At the same time, IG BCE and the works council feverishly seek to play off German workers against those employed by the other international branches of the company.
“Germany as our home base has an essential meaning for Bayer AG,” reads the agreement drafted by the union. “Despite considerable consequences from the package of measures, Germany will continue to retain its outstanding significance in the future.” Significant “forward-looking developments are initiated and driven for Bayer from Germany.”
The executive has agreed that the corporate headquarters of the company will remain in Germany and that “management of the pharmaceutical and crop science divisions as well as global functions and business services will continue to be based in Germany. … The continuation of the German locations remains secured despite necessary adjustments over the term of the agreement. In the case of decisions related to production capacities, the option of awarding contracts to German sites is to be regularly reviewed.”
According to works council chairman Zühlke, “securing of employment and the future viability of jobs have the highest priority. … The Joint Declaration has succeeded in creating good conditions to this end.”

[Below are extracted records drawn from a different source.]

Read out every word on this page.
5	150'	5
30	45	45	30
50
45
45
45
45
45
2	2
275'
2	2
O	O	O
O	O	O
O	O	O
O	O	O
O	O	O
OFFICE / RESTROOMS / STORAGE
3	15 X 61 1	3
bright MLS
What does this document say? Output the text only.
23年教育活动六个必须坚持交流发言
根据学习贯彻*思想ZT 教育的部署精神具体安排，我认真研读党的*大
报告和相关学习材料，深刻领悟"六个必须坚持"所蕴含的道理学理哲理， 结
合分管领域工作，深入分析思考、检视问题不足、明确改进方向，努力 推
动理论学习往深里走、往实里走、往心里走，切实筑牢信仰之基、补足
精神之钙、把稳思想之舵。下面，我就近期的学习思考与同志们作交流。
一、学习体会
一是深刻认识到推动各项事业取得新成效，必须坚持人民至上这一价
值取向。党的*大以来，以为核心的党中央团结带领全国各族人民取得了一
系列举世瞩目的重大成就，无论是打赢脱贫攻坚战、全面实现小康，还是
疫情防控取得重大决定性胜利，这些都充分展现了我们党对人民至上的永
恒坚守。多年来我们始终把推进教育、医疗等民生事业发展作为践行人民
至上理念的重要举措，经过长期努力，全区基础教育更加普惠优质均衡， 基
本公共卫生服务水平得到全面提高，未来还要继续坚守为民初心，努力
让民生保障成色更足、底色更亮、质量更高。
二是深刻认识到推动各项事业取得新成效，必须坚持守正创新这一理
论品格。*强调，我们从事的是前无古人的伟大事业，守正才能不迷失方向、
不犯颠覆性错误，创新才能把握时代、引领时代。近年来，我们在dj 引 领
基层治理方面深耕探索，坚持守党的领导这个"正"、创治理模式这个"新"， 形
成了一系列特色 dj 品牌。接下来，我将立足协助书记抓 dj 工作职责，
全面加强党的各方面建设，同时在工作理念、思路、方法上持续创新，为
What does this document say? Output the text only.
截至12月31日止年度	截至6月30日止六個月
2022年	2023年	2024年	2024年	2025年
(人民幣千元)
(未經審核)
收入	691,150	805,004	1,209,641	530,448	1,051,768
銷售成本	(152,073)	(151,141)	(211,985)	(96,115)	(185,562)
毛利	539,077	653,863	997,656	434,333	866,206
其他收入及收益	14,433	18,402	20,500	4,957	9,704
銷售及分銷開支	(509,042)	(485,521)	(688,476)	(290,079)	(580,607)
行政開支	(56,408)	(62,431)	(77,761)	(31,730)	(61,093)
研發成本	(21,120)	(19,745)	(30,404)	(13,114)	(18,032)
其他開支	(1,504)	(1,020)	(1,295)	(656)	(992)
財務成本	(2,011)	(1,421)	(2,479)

This is the typical trade union newspeak with which the works councils and trade unions garb their support for wage and job cuts. The designation “employee representatives” is completely false. It is the unions who draw up and implement the attacks agreed by the supervisory boards and other corporate entities in order to secure and increase company “competitiveness.” The IG BCE has even failed so far to call any of its usual ritual and toothless pseudo-protests to feign outrage over the job cuts.
This leads to one important conclusion: the defence of jobs is only possible in a struggle against the union and its functionaries in the factories.
Bayer employees who are not prepared to sacrifice thousands of jobs in the interests of profit and shareholder enrichment must join forces in independent factory committees and reject the allegedly necessary job losses, plus all other attacks to increase “performance and earning power” (Baumann) and safeguard “future viability” (Zühlke).
The right of workers to a job takes priority over the greed of shareholders. The factory committees must prepare combative measures to defend all jobs at all locations. This is the first step in organising production in the interests of the 120,000-strong workforce around the world and opposing the profit logic of the board and its stalwarts in the works council and unions.
The factory committees must unite workers across all national borders, not just those at Bayer but in all other industries, mobilising them for a common struggle. This requires a political struggle: The working class confronts not just individual companies, but the entire capitalist system.